I’ve got my differences with the Governor on many issues, but the presentation this graphic came from is not one of them.  If only every infrastructure project received this kind of analysis that presented a clear case for a net benefit to the state.  Of course, the paltry investment of $80 million listed above is far too small to represent the cost of a typical highway expansion project, whose costs just for the expansion of one lane can be $200 million.  But that begs the question:  If such a complete analysis is warranted for an $80 million investment, why shouldn’t it be applied to a billion dollar project like the zoo interchange?

 

If turns out I filed an open records request with the Governor’s office back when he introduced his budget, asking for just this kind of information.  Here is a list of the documents I received:

What these documents contain is derived from what WISDOT produces based on an enumeration process that is statutorily mandated in Admin Code Trans 210.  A nice visual summary of the scoring process is on page 4:
score

Do you see the part where the increased tax revenue is calculated for the state? Don’t bother, you won’t find it. If our politicians are wondering why we have a problem balancing revenue with “needs”, look no further! The lack of a mandate to ensure that investments are self-supporting is the answer they seek.

 

It would be reasonable to wonder if the Governor’s Transportation Projects Commission, in approving the enumeration of projects, would be diligent enough to request this information. The answer is they are not, which can be seen from the minutes of the Nov 2, 2011 TPC meeting included in PART 1 linked above. The major concern expressed was not the return on investment, but that local aids be maintained. So much for diligence.

 

It would also be reasonable to wonder if the economic benefits of the interstate system were still as potent today as they were back when President Eisenhower pushed for the Interstate System when it took weeks to ship products from one coast to the other.  If true, that would absolve WISDOT and the TPC from any responsibility to consider the return on investment.  However, a 2009 study clearly shows that the returns of the 60’s no longer exist today, with the latest data point suggesting the costs of financing highways exceeds the net returns:

highway roi

 

As a final resort, one might turn to a WISDOT economist and ask if there is any way to quantify the return to the state.  In fact, I did this back in 2013.  Here is the reply I got:

There is no statewide study of returns on highway investment or the impacts on GRP or consumption in Wisconsin that I’m aware of.  The methodological issues are complex, and the necessary data for such a study just isn’t available.

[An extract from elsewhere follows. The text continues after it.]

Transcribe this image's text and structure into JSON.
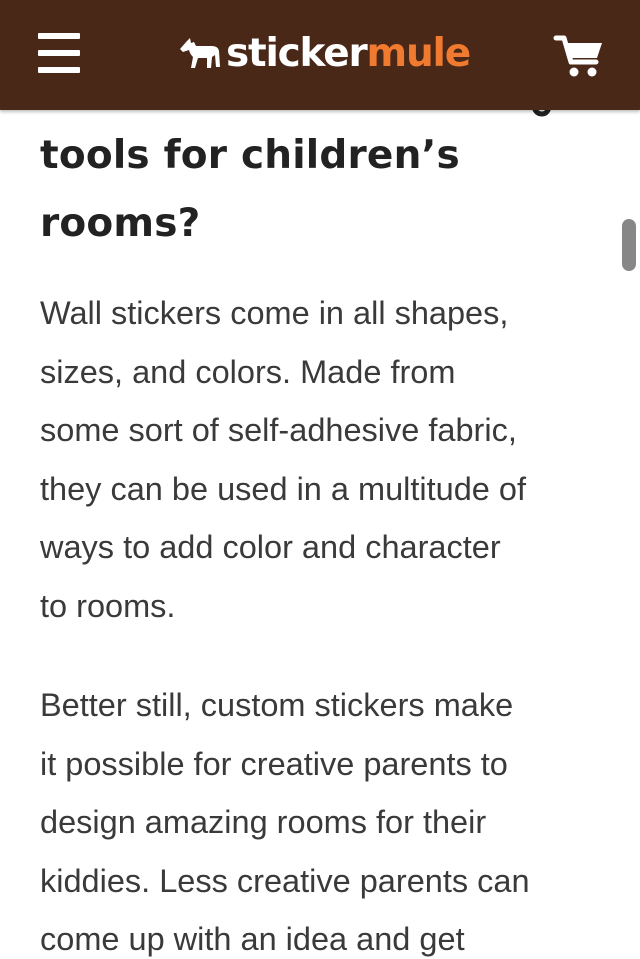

– Robert Russell,  DOT (Economic Development)

 

Which brings me back to my point:  If we can quantify the returns to the state for an $80 million investment in a sports arena, why isn’t it possible, with “big data” technology, to insist on obtaining a similar metric before approving $1.3 billion of highway bonding in the Governor’s proposed budget?  That might just be more productive than trimming out, root and branch,  bicycle and pedestrian project mandates from across the budget.